According to Pliniussen of Queen's University, potential investors eagerly watching the social media IPO frenzy of 2011, much like those who invested in the dot-com bubble of the late 1990s, are not concerning themselves with financial performances.
They think of the IPO as a lottery ticket, and the only way to grab a piece of a company's potential profits, says Pliniussen. It's the hope that these companies will turn future profits that is driving the buzz.
"We don't know what the upside is. With the amount of users they are getting, if they could monetize that the cash flows would be enormous." Pliniussen says.
"We are not rational investors. People buy based on emotion. There is a sense of excitement. When Google came out at $100 (per share), everybody was extremely skeptical. The rest is history. That same faith in future speculation is happening again."
Above all others, Facebook is the social media company that is being touted as the next Google. A global Goliath, Facebook has more than 680 million active users.
While Facebook is rumoured to be preparing for an IPO next year, the company has not yet filed any of the required paperwork. However, with a company this big and high-profile, information about its finances has leaked.
According to MSNBC, Facebook earned $600 million in 2010, marking its second straight year of profitability. In 2009, its profits were reportedly in the tens of millions of dollars. Prior to that its been reported that the company has been unprofitable since its launch in 2004.
By comparison, Google reported three years of solid profits prior to listing its shares on the public exchange. Google earned $11 million in 2001, $187 million in 2002 and $342.5 million in 2003. In the six months leading to its IPO in August 2004, it earned $326.3 million. Google shares opened at $85 and closed that day at $100.34, valuing the company at $27.2 billion. The company's shares were trading above $489 on Friday, valuing Google at $157.9 billion. The company reported more than $8.58 billion in revenues and a $1.8 billion net profit during the first three months of this year.

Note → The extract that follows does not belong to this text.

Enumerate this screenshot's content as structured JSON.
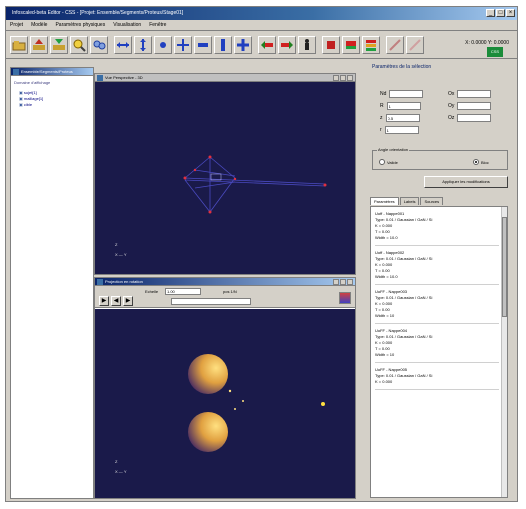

But while Google, with its Internet search engine paving the way, has seen demand for its products increase in the years since its public debut, most other social media firms are already struggling to maintain consumer support.

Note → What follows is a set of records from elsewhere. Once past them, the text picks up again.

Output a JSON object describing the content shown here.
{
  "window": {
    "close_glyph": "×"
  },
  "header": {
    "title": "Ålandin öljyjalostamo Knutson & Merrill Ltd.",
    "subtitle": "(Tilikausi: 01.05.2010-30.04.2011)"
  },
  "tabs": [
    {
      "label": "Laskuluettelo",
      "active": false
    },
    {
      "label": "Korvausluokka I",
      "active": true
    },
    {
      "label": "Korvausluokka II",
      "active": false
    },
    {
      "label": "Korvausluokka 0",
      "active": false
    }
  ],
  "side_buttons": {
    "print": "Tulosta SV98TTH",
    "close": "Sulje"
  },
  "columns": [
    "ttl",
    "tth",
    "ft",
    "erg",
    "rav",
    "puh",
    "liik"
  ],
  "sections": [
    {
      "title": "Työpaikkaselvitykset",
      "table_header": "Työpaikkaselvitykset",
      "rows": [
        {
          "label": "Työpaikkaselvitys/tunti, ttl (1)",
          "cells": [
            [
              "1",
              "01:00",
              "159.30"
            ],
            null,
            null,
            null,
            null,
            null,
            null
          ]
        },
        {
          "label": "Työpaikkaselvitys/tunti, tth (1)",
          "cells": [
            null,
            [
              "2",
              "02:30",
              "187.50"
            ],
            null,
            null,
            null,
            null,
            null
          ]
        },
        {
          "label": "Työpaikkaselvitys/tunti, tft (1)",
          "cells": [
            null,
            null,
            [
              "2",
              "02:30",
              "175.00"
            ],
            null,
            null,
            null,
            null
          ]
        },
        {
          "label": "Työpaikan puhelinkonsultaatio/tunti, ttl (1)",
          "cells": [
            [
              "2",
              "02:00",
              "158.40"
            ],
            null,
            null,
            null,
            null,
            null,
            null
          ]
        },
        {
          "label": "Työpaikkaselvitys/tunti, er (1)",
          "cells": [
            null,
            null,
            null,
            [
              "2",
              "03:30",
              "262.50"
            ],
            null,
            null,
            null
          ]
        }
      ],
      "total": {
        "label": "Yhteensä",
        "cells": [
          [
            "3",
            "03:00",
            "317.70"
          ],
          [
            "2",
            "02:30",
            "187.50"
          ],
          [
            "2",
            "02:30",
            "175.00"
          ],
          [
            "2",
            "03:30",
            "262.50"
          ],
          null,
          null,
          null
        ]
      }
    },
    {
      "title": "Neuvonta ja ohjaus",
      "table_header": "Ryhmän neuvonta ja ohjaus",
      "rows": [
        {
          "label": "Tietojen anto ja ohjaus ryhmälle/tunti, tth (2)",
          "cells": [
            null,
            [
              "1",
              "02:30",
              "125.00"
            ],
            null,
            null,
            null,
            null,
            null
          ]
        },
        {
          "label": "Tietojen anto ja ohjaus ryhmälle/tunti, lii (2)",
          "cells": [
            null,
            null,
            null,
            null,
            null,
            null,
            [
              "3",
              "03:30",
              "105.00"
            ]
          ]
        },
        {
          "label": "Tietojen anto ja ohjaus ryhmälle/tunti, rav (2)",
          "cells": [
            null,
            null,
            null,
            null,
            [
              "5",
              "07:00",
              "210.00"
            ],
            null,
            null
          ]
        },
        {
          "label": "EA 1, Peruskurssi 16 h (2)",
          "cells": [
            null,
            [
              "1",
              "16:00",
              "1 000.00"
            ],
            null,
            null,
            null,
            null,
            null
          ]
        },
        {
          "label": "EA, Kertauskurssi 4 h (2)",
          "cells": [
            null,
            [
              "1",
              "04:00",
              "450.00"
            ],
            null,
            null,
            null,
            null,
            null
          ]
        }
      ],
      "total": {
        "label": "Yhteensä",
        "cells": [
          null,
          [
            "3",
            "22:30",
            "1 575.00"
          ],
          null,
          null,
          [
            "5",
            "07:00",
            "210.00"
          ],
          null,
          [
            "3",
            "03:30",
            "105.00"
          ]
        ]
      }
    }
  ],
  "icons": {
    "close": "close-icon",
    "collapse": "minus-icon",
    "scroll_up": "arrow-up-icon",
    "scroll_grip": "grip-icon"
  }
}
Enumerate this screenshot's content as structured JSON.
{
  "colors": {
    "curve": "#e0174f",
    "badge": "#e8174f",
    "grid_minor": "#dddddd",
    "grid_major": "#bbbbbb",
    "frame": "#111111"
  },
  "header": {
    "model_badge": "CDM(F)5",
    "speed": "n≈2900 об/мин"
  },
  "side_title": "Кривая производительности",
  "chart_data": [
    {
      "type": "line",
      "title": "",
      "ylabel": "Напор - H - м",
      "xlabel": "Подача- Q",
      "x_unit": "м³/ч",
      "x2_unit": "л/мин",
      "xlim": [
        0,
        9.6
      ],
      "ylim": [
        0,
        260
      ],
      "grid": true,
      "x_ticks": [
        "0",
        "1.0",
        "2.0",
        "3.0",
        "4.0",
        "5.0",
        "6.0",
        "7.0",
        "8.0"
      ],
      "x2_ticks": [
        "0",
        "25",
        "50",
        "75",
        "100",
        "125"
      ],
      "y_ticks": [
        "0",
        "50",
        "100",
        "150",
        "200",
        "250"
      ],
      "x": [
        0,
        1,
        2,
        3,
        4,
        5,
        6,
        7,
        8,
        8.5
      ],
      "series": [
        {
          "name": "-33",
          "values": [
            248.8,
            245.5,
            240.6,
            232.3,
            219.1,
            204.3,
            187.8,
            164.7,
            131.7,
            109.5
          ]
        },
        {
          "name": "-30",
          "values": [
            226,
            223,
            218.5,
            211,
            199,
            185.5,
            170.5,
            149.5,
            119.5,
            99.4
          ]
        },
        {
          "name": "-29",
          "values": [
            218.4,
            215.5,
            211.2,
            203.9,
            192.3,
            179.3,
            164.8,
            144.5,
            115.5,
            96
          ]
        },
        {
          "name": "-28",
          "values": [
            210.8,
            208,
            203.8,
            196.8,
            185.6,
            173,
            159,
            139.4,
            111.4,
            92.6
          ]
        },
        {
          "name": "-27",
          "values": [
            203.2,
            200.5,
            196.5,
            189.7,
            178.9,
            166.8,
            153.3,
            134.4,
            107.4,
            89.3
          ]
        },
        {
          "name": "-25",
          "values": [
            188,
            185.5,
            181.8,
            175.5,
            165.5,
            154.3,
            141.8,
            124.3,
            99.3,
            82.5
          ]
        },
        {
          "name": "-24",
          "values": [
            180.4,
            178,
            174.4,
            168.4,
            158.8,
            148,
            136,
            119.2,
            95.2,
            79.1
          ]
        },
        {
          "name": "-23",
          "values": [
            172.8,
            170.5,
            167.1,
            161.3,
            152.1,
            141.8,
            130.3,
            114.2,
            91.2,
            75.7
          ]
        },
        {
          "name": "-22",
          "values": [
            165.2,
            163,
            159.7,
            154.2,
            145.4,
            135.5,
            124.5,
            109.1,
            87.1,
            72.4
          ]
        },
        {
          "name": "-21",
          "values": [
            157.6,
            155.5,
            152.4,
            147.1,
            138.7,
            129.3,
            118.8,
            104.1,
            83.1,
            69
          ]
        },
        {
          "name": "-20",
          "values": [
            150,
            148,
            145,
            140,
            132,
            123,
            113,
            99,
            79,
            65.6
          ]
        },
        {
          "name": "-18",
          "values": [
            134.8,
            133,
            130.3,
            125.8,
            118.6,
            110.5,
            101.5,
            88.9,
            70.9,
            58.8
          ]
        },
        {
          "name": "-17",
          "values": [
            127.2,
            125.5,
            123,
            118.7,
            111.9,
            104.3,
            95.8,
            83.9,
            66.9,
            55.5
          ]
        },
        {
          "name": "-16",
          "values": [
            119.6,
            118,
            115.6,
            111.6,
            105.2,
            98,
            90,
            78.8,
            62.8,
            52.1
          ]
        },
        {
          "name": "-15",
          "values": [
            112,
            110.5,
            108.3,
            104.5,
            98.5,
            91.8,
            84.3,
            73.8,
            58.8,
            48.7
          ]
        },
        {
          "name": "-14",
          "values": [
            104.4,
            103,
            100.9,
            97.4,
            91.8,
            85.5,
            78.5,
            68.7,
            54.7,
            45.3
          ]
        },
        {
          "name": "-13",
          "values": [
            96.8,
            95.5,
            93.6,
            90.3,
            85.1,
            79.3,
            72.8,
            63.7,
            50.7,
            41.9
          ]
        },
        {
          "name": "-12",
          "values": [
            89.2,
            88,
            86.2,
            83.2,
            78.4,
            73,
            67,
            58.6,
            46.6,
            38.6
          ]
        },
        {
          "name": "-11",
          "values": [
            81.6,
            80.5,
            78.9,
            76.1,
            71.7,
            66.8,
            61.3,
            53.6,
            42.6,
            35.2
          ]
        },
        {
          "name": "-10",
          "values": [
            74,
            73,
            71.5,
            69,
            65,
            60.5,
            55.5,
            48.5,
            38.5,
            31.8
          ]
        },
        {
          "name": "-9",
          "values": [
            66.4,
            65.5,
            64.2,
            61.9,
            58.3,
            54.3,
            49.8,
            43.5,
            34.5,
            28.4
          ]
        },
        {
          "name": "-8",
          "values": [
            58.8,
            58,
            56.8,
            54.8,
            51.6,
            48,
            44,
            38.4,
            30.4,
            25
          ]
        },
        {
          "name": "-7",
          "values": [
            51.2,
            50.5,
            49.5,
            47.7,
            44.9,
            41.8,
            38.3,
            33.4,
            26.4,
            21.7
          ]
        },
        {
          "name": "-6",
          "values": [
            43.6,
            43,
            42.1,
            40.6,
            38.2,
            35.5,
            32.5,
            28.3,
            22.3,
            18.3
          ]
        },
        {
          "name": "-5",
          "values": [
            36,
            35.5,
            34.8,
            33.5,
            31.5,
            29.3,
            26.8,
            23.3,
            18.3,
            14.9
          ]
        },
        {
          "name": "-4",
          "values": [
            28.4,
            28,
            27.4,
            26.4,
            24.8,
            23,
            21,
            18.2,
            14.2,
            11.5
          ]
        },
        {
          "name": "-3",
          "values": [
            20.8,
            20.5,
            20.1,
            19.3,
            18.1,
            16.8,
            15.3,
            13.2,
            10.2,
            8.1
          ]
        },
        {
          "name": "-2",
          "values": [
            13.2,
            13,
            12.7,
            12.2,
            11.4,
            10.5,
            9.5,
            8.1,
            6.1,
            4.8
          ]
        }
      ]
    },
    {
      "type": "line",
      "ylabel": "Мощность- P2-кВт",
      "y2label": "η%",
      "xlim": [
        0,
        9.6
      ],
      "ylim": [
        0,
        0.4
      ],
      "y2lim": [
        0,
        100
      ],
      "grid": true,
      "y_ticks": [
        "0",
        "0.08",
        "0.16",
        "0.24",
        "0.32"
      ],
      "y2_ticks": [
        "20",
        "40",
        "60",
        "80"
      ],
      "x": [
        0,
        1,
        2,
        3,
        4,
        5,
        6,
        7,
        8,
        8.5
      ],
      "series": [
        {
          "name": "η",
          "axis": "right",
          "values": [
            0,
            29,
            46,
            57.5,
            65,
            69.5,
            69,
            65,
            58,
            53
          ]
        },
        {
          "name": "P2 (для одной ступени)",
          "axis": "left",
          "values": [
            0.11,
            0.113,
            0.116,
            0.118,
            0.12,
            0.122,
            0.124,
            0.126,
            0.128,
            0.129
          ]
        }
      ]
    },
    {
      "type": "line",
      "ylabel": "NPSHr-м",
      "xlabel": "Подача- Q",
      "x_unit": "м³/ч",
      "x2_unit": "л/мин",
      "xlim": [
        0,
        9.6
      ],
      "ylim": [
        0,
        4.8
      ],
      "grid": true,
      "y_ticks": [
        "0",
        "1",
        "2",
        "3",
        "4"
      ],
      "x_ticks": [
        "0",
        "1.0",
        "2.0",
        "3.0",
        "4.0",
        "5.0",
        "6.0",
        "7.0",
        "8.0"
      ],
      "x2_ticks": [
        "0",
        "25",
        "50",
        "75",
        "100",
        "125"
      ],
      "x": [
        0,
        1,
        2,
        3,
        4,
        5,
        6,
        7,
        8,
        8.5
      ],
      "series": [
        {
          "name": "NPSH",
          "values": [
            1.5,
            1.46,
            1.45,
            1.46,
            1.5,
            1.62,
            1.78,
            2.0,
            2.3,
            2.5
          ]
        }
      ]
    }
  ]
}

According to the website Inside Facebook, the social media giant lost six million users in the U.S. and 1.52 million in Canada between May and June. The fall left Facebook with 149.4 million users in the U.S. and 16.6 million in Canada. Facebook also saw noteworthy declines in traffic from Britain, Norway and Russia.
With almost 50 per cent of the population of Canada and the U.S. already active on Facebook, the site could be reaching its saturation point in the North American market. To continue its expansion, it must look at emerging markets such as China, India and South America. There, however, it will face stiff competition from incumbents such as Orkut, Renren and Hi5. Facebook is entering those regions as the newcomer.
Groupon is experiencing similar growing pains. A recent study by Rice University in Houston, Texas, found that 32 per cent of participating merchants said they lost money through their Groupon offerings. Another 66 per cent said they made money, but of all the merchants surveyed, more than 40 per cent responded that they would not be running another discount through the company.
The shaky financial footing and limited growth potential of many of the social media companies should have investors thinking about the extent of the risks involved, says Laurence Booth of the Rotman School.